Unemployment and the decline of the American manufacturing backbone is a topic that is on the forefront of many people’s minds right now. With an election looming, and the factories closing more each month, it is a backdrop tailor-made for a harsh, modern coming of age story that puts in stark contrast to the now mythical American dream of achieving anything through hard work and perseverance. And this is where writer/director Nicole Riegel’s latest, Holler, comes to deliver a gripping film that is as stunning and engaging as it is bleak.
Jessy Barden’s Ruth (The End of the F***ing World) is a high school senior who has just found out she is accepted to college with no possible way to pay for her next stage in life. She and her brother Blaze (Gus Halper) work collecting scrap, along with a few other jobs to make ends meet. It is a sparse and brutal existence, fighting for every penny they can get. With no way to pay for school, and the little paychecks they do get barely enough to pay for living, the pair join a dangerous scrap metal crew run by shady scrap yard owner Hark (Austin Amelio) and find that easy money comes at a price.
Holler is a film about people struggling to get by, with everyone feeling like they have depth and character beyond what is seen on screen. There is enough humour and heart to make even the most bleak scenes feel like there is a slim ray of hope. These are people that don’t have time to live in self-pity, with the next job — and potential job — being the difference between starving or making ends meet.
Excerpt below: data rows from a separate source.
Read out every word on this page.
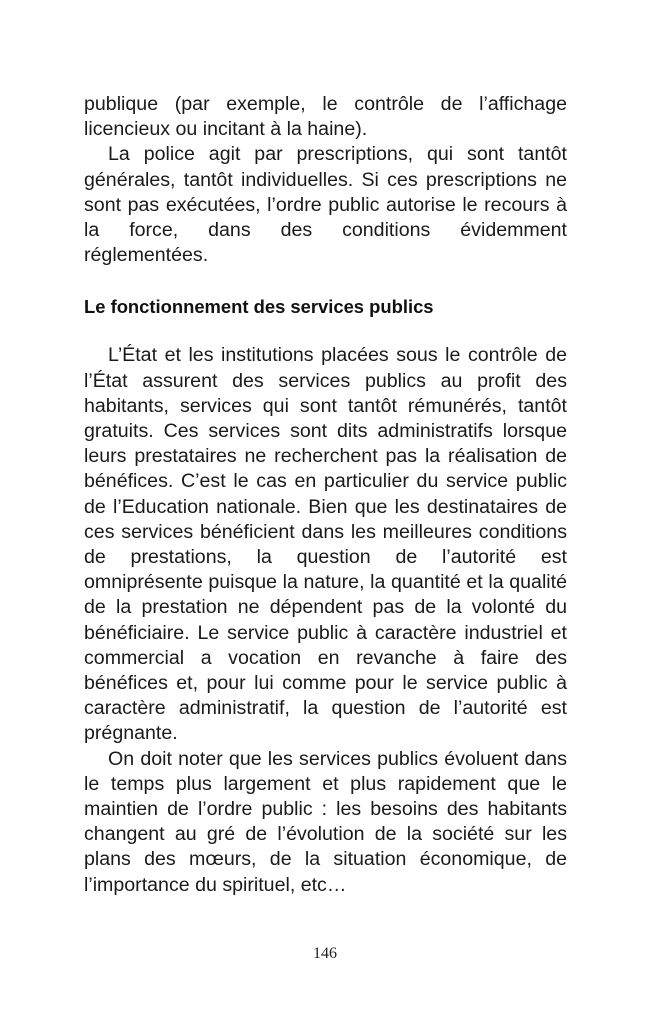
publique (par exemple, le contrôle de l’affichage licencieux ou incitant à la haine).

La police agit par prescriptions, qui sont tantôt générales, tantôt individuelles. Si ces prescriptions ne sont pas exécutées, l’ordre public autorise le recours à la force, dans des conditions évidemment réglementées.

Le fonctionnement des services publics

L’État et les institutions placées sous le contrôle de l’État assurent des services publics au profit des habitants, services qui sont tantôt rémunérés, tantôt gratuits. Ces services sont dits administratifs lorsque leurs prestataires ne recherchent pas la réalisation de bénéfices. C’est le cas en particulier du service public de l’Education nationale. Bien que les destinataires de ces services bénéficient dans les meilleures conditions de prestations, la question de l’autorité est omniprésente puisque la nature, la quantité et la qualité de la prestation ne dépendent pas de la volonté du bénéficiaire. Le service public à caractère industriel et commercial a vocation en revanche à faire des bénéfices et, pour lui comme pour le service public à caractère administratif, la question de l’autorité est prégnante.

On doit noter que les services publics évoluent dans le temps plus largement et plus rapidement que le maintien de l’ordre public : les besoins des habitants changent au gré de l’évolution de la société sur les plans des mœurs, de la situation économique, de l’importance du spirituel, etc…

146
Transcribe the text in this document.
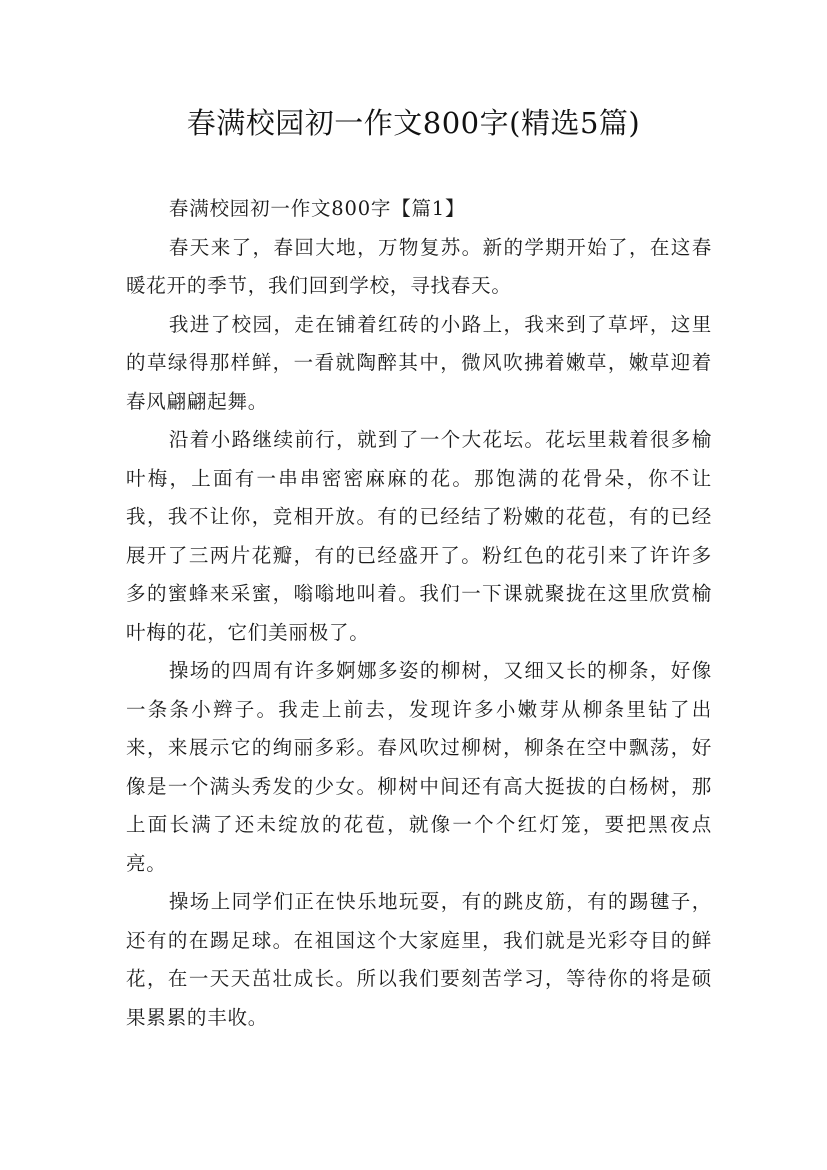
春满校园初一作文800字(精选5篇)
春满校园初一作文800字【篇1】

春天来了，春回大地，万物复苏。新的学期开始了，在这春暖花开的季节，我们回到学校，寻找春天。

我进了校园，走在铺着红砖的小路上，我来到了草坪，这里的草绿得那样鲜，一看就陶醉其中，微风吹拂着嫩草，嫩草迎着春风翩翩起舞。

沿着小路继续前行，就到了一个大花坛。花坛里栽着很多榆叶梅，上面有一串串密密麻麻的花。那饱满的花骨朵，你不让我，我不让你，竞相开放。有的已经结了粉嫩的花苞，有的已经展开了三两片花瓣，有的已经盛开了。粉红色的花引来了许许多多的蜜蜂来采蜜，嗡嗡地叫着。我们一下课就聚拢在这里欣赏榆叶梅的花，它们美丽极了。

操场的四周有许多婀娜多姿的柳树，又细又长的柳条，好像一条条小辫子。我走上前去，发现许多小嫩芽从柳条里钻了出来，来展示它的绚丽多彩。春风吹过柳树，柳条在空中飘荡，好像是一个满头秀发的少女。柳树中间还有高大挺拔的白杨树，那上面长满了还未绽放的花苞，就像一个个红灯笼，要把黑夜点亮。

操场上同学们正在快乐地玩耍，有的跳皮筋，有的踢毽子，还有的在踢足球。在祖国这个大家庭里，我们就是光彩夺目的鲜花，在一天天茁壮成长。所以我们要刻苦学习，等待你的将是硕果累累的丰收。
The stunning cinematography works to paint the harsh cold winter of Ohio as the backdrop to the story. The rust covered factories and crumbling landscape gives a stark reminder to what the characters suffer though on a daily basis. What was once vibrant is now rusting away, only having value as they sell it off to China for scrap. Holler is a film set squarely in the modern American Rustbelt, where the once vibrant communities only have memories and hope to keep them moving forward.
Jessy Barden steals the show, giving a subdued, but engaging performance. It is a nuanced take on the role, painting a picture of both hope and resignation, and gives a sense of the struggle this character has gone through to reach the point we find her in. There are small hints at the struggles Ruth goes through, and the true fragility of her character, but thanks to Barden’s take it feels woven perfectly into how she acts, carries herself, and pushes for her dreams.
With amazing performances, and a stark take on modern American landscape, Holler is a film that is as powerful as it is harsh. It is a coming of age story that is not afraid to show the brutal truth along with the hope for a better future. Nicole Riegel directs a film that puts the class divide in stark contrast and is an engaging work from beginning to end.